Certaines communes pilotes, comme Makoua et Mindouli, se sont déjà engagées à tester la grille d’indicateurs proposée. Les premiers retours sont attendus pour décembre, ce qui pourrait offrir un référentiel comparatif utile aux acteurs désireux d’ajuster leurs propres plans de développement à partir de 2026.
Financement international et responsabilités locales
Le financement du projet est assuré par le Fonds des Nations pour la démocratie, à hauteur de 350 000 dollars sur deux ans. Selon les responsables onusiens, cette dotation vise « à catalyser des pratiques exemplaires appelées à être pérennisées par les budgets locaux et les partenaires privés ».
En échange, les collectivités bénéficiaires devront documenter chaque étape, du recueil des plaintes à la livraison des infrastructures, afin d’alimenter une base de connaissances ouverte. L’idée est de favoriser le partage Sud-Sud entre municipalités africaines confrontées à des défis similaires en matière d’accès à l’eau, aux routes ou à l’énergie.
Vers une nouvelle culture de la reddition de comptes
Au fil des échanges, un consensus s’est dégagé sur la valeur des indicateurs qualitatifs: nombre de réunions publiques, temps de réponse administratif, satisfaction perçue des usagers. Autant d’éléments qui complètent les mesures financières habituelles et permettent de suivre l’impact social réel des projets d’investissement.

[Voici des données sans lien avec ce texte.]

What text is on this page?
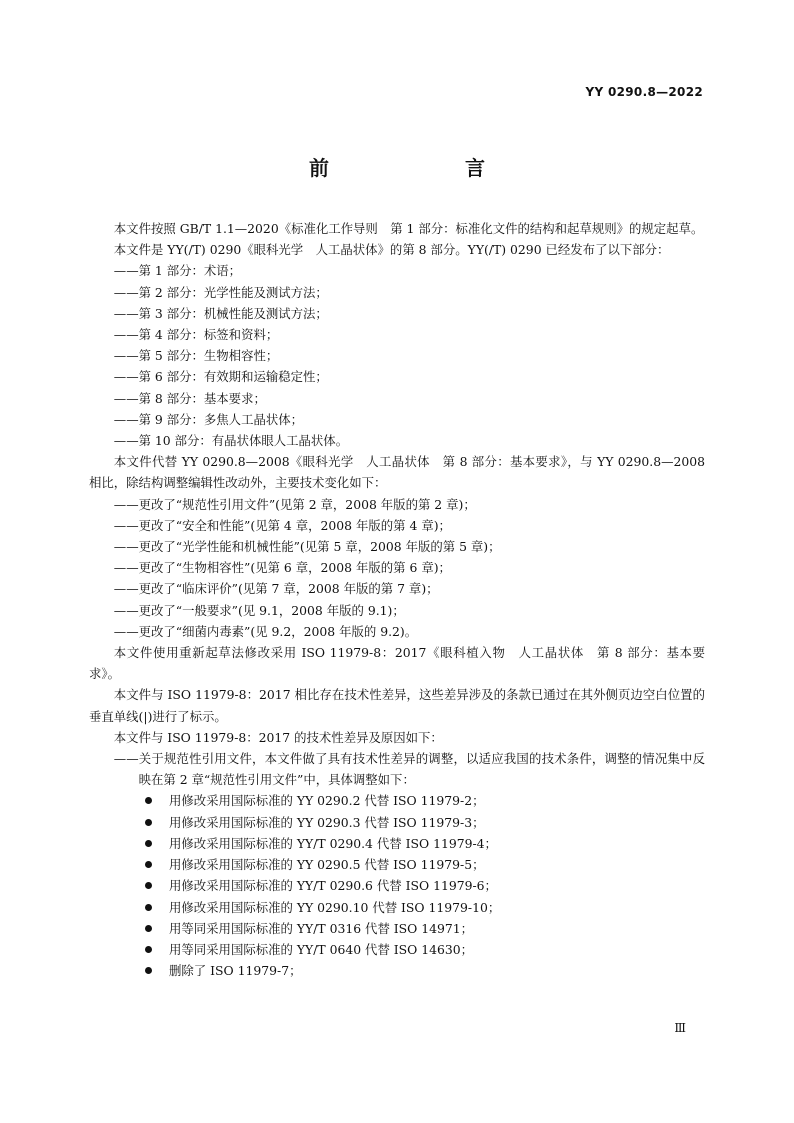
YY 0290.8—2022
前　　言

本文件按照 GB/T 1.1—2020《标准化工作导则　第 1 部分：标准化文件的结构和起草规则》的规定起草。

本文件是 YY(/T) 0290《眼科光学　人工晶状体》的第 8 部分。YY(/T) 0290 已经发布了以下部分：

——第 1 部分：术语；

——第 2 部分：光学性能及测试方法；

——第 3 部分：机械性能及测试方法；

——第 4 部分：标签和资料；

——第 5 部分：生物相容性；

——第 6 部分：有效期和运输稳定性；

——第 8 部分：基本要求；

——第 9 部分：多焦人工晶状体；

——第 10 部分：有晶状体眼人工晶状体。

本文件代替 YY 0290.8—2008《眼科光学　人工晶状体　第 8 部分：基本要求》，与 YY 0290.8—2008 相比，除结构调整编辑性改动外，主要技术变化如下：

——更改了“规范性引用文件”(见第 2 章，2008 年版的第 2 章)；

——更改了“安全和性能”(见第 4 章，2008 年版的第 4 章)；

——更改了“光学性能和机械性能”(见第 5 章，2008 年版的第 5 章)；

——更改了“生物相容性”(见第 6 章，2008 年版的第 6 章)；

——更改了“临床评价”(见第 7 章，2008 年版的第 7 章)；

——更改了“一般要求”(见 9.1，2008 年版的 9.1)；

——更改了“细菌内毒素”(见 9.2，2008 年版的 9.2)。

本文件使用重新起草法修改采用 ISO 11979-8：2017《眼科植入物　人工晶状体　第 8 部分：基本要求》。

本文件与 ISO 11979-8：2017 相比存在技术性差异，这些差异涉及的条款已通过在其外侧页边空白位置的垂直单线(|)进行了标示。

本文件与 ISO 11979-8：2017 的技术性差异及原因如下：

——关于规范性引用文件，本文件做了具有技术性差异的调整，以适应我国的技术条件，调整的情况集中反映在第 2 章“规范性引用文件”中，具体调整如下：

用修改采用国际标准的 YY 0290.2 代替 ISO 11979-2；

用修改采用国际标准的 YY 0290.3 代替 ISO 11979-3；

用修改采用国际标准的 YY/T 0290.4 代替 ISO 11979-4；

用修改采用国际标准的 YY 0290.5 代替 ISO 11979-5；

用修改采用国际标准的 YY/T 0290.6 代替 ISO 11979-6；

用修改采用国际标准的 YY 0290.10 代替 ISO 11979-10；

用等同采用国际标准的 YY/T 0316 代替 ISO 14971；

用等同采用国际标准的 YY/T 0640 代替 ISO 14630；

删除了 ISO 11979-7；

Ⅲ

Pour l’expert en politiques publiques Alain Bissambou, présent à titre d’observateur, « la formation constitue un pas décisif vers une véritable culture de la reddition de comptes, sans laquelle la confiance se délite ». Il estime toutefois indispensable de maintenir un accompagnement technique sur plusieurs cycles budgétaires.
Un horizon durable pour les communautés congolaises
Le CAD annonce déjà la poursuite du programme en 2026, avec un accent sur le numérique participatif. Des plateformes mobiles devraient permettre aux citoyens de géolocaliser les services prioritaires ou de signaler des besoins urgents, renforçant ainsi la boucle de rétroaction entre mairie et population.
Si cet écosystème collaboratif tient ses promesses, les plans de développement locaux pourraient devenir l’outil central de la cohésion territoriale congolaise. À terme, chaque quartier disposerait d’une vision chiffrée et démocratiquement validée de son futur, inscrivant la gouvernance locale comme moteur tangible du développement national.